In der Nähe der Stadt Afrin in Syrien hat ein internationales Team von Wissenschaftlern, darunter Forscher des Senckenberg Zentrums für Menschliche Evolution und Paläoumwelt der Universität Tübingen, eine bislang unbekannte Art von fossiler Meeresschildkröte entdeckt. Diese neue Art, die den Namen Syriemys lelunensis trägt, stammt aus dem frühen Eozän, einer Periode, die vor etwa 50 Millionen Jahren stattfand. Der Fund umfasst bedeutende Überreste, darunter einen vollständig erhaltenen inneren Abdruck des Panzers sowie Teile des Bauchpanzers, des Beckens und der Hinterbeine.

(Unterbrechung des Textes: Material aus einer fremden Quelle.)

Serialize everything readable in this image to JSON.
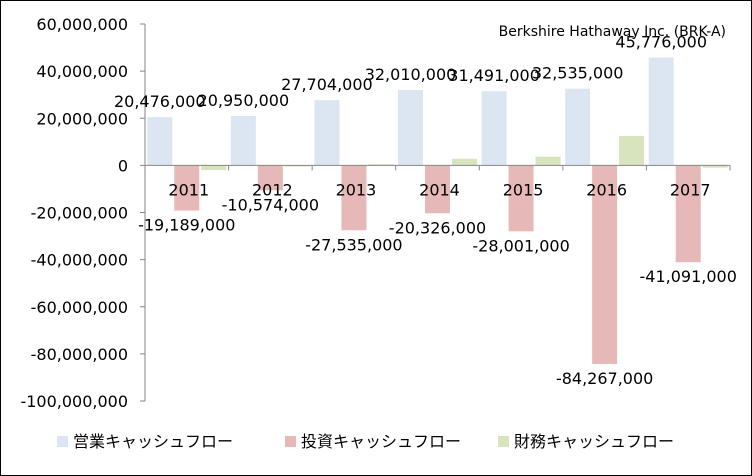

Die Entdeckung von Syriemys lelunensis stellt die erste Neubeschreibung einer fossilen Wirbeltierart aus Syrien dar. Der Panzer der Schildkröte ist oval und misst 53 Zentimeter in der Länge sowie 44 Zentimeter in der Breite. Die Überreste waren 2010 bei einer Sprengung in einem Steinbruch in Al-Zarefeh, nicht weit von Afrin, geborgen worden, lagen jedoch 13 Jahre lang unberührt im Büro der Generaldirektion für Geologie und Mineralressourcen in Aleppo. Wafa Adel Alhalabi, eine syrisch-brasilianische Paläontologin und Erstautorin der Studie, erklärt, dass sie und ihre Kollegen aus Brasilien, Syrien, Deutschland, dem Libanon und Kanada nun die wissenschaftliche Beschreibung des Tieres abgeschlossen haben.
Die neu benannte Schildkröte ist nicht nur eine bemerkenswerte Entdeckung für Syrien, sondern auch ein bedeutender Beitrag zur Paläontologie im Allgemeinen. Der Fund wurde als der älteste Nachweis der Stereogenyini bestätigt, einer ausgestorbenen Gruppe von Halswender-Schildkröten. Damit konnte das Ursprungsdatum dieser Schildkrötengruppe um mehr als zehn Millionen Jahre zurückdatiert werden. Die Sammlung der Fossilien umfasst nicht nur den Panzer, sondern auch einige Bauchpanzerknochen, Beckenknochen und Hintergliedmaßen, von denen einige als Abdruck erhalten sind. Zudem wurden winzige Foraminiferen aus dem umgebenden Gestein extrahiert, die entscheidend für die Altersbestimmung der Schildkröte waren.
Dr. Gabriel S. Ferreira vom Senckenberg Zentrum hebt hervor, dass die heutigen Halswender-Schildkröten vorwiegend in Süßwasser leben, während die Stereogenyini einst auch in Salzwasserhabitaten vorkamen. Daher sind ihre Fossilien weltweit verbreitet, einschließlich in Südamerika, Nordamerika, der Karibik, Afrika und Ostasien. Ferreira betont, dass das heutige Syrien während der gesamten Kreidezeit und bis ins späte Miozän ein marines Gebiet war, was die Entdeckung einer Meeresschildkröte in dieser Region nicht überraschend macht. Mit dem Fund von Syriemys lelunensis wird jedoch ein neuer geographischer Punkt in der Verbreitung dieser Schildkrötengruppe dokumentiert, der darauf hinweist, dass möglicherweise auch der Mittelmeerraum eine Wiege dieser Tiere war.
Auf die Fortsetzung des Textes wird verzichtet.